It was through their words, written on their blogs, that many of us first came to know Rachel Cheetham Moro and Susan Neibur. A lucky few of us got to meet them, along with the other bloggers in the august, feisty group pictured above, at the National Breast Cancer Coalition Conference in April, 2011. It was a rare treat to put a face, a smile, a whole person — “Oh, my god!” we said, laughing, “you’re real!!” — with the women we had come to know in cyberspace. It seems impossible that we lost them both this week, on Monday, February 6, 2012, a day now etched into our hearts.
I, who write almost every day in some fashion, usually with a fair amount of ease, have struggled all week with a heavy silence in my soul, a speechless inner keening, any words I might choose drowned in tears and heartache and shock. Yet we all knew, we all feared, that such a day would come. They were both young, both in their thirties when they were diagnosed with breast cancer. And within a handful of years, their cancer turned metastatic. Yet they continued to write, to speak their truth, to awaken us to a reality that too often seems lost amidst a sea of pink.
If there is any comfort to be had in this catastrophe, this tragic loss, it is that their words have made a difference, and will continue to do so. Of the many posts, tributes, and articles so far written about them, I wanted to share these two, each written for online news sites, each testifying to the power and reach of the words our two sisters have left behind.
The first is a call to action, to demand better from an organization that purports to be keeping its promise to another young woman, diagnosed in her thirties, robbed of life by metastatic breast cancer. Fittingly, the article, published two days after her death, quotes Rachel: The real scandal: science denialism at Susan G. Komen for the Cure.
The second, published on a Washington Post blog, honors Susan: Susan Niebur, the Toddler Planet hero, friend and mother.
All week, I’ve been turning to the words of other wise women who have written, who knew the power of words. And I found this, an excerpt from a poem by Adrienne Rich, from her collection The Dream of a Common Language, that articulates the power of telling our stories:
–from Transcendental Etude
No one ever told us we had to study our lives,
make of our lives a study, as if learning natural history
or music, that we should begin
with the simple exercises first
and slowly go on trying
the hard ones, practicing till strength
and accuracy became one with the daring
to leap in transcendence, take the chance
of breaking down in the wild arpeggio
or faulting the full sentence of the fugue.
–And in fact we can’t live like that: we take on
everything at once before we’ve even begun
to read or mark time, we’re forced to begin
in the midst of the hardest movement,
the one already sounding as we are born.
At most we’re allowed a few months
of simply listening to the simple line
of a women’s voice singing a child
against her heart. Everything else is too soon,
too sudden, the wrenching-apart, that woman’s heartbeat
heard ever after from a distance,
the loss of that ground-note echoing
whenever we are happy, or in despair.
Everything else seems beyond us,
we aren’t ready for it, nothing that was said
is true for us, caught naked in the argument,
the counterpoint, trying to sightread
what our fingers can’t keep up with, learn by heart
what we can’t even read. And yet
it is this we were born to. We aren’t virtuosi
or child prodigies, there are no prodigies
in this realm, only a half-blind, stubborn
cleaving to the timbre, the tones of what we are
— even when all the texts describe it differently.

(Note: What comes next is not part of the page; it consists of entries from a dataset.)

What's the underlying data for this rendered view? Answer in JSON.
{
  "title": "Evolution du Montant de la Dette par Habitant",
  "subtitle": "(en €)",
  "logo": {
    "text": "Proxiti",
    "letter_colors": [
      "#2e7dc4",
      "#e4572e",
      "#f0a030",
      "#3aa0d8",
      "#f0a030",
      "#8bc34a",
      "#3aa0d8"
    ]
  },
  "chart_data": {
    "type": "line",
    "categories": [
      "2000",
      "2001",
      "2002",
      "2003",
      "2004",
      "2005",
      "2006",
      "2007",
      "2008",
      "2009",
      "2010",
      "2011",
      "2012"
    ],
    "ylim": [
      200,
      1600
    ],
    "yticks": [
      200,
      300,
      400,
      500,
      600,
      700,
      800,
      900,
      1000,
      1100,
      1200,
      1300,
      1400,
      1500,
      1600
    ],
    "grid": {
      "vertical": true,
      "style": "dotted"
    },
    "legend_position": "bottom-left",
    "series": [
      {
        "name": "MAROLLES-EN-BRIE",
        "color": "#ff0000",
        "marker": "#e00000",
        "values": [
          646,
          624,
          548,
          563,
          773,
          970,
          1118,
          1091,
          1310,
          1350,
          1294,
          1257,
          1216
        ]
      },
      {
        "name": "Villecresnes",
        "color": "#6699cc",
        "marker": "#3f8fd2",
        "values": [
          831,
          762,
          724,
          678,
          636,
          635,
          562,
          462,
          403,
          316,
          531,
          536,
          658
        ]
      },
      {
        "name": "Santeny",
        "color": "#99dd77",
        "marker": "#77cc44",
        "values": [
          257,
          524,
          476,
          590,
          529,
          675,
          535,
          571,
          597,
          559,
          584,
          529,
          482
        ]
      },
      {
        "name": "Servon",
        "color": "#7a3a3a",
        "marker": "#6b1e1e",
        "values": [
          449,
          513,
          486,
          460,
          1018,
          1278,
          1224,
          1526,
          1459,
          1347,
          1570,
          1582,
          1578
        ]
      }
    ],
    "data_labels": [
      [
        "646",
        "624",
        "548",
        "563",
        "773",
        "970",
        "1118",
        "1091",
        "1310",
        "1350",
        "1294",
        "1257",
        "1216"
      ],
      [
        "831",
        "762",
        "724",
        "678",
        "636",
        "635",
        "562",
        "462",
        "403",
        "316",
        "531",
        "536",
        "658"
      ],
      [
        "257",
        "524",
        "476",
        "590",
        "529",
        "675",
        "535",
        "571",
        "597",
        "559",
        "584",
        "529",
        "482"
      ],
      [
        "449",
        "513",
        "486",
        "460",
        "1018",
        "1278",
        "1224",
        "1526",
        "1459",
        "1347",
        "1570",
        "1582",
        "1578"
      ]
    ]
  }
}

And we’re not performers, like Liszt, competing
against the world for speed and brilliance
The longer I live the more I mistrust
theatricality, the false glamour cast
by performance, the more I know its poverty beside
the truths we are salvaging from
the splitting-open of our lives.
The woman who sits watching, listening,
eyes moving in the darkness
is rehearsing in her body, hearing-out in her blood
a score touched off in her perhaps
by some words, a few chords, from the stage:
a tale only she can tell.
Vision begins to happen in such a life
as if a woman quietly walked away
from the argument and jargon in a room
and sitting down in the kitchen, began turning in her lap
bits of yarn, calico and velvet scraps,
laying them out absently on the scrubbed boards
in the lamplight, with small rainbow-colored shells
sent in cotton-wool from somewhere far away,
and skeins of milkweed from the nearest meadow–
original domestic silk, the finest findings–
and the darkblue petal of the petunia,
and the dry darkbrown lace of seaweed;
not forgotten either, the shed silver
whisker of the cat,
the spiral of paper-wasp-nest curling
beside the finch’s yellow feather.
Such a composition has nothing to do with eternity,
the striving for greatness, brilliance —
only with the musing of a mind
one with her body, experienced fingers quietly pushing
dark against bright, silk against roughness,
pulling the tenets of a life together
with no mere will to mastery,
only care for the many-lived, unending
forms in which she finds herself,
becoming now the sherd of broken glass
slicing light in a corner, dangerous
to flesh, now the plentiful, soft leaf
that, wrapped round the throbbing finger, soothes the wound;
and now the stone foundation, rockshelf further
forming underneath everything that grows.
For Rachel, for Susan, we must all keep writing their stories and ours.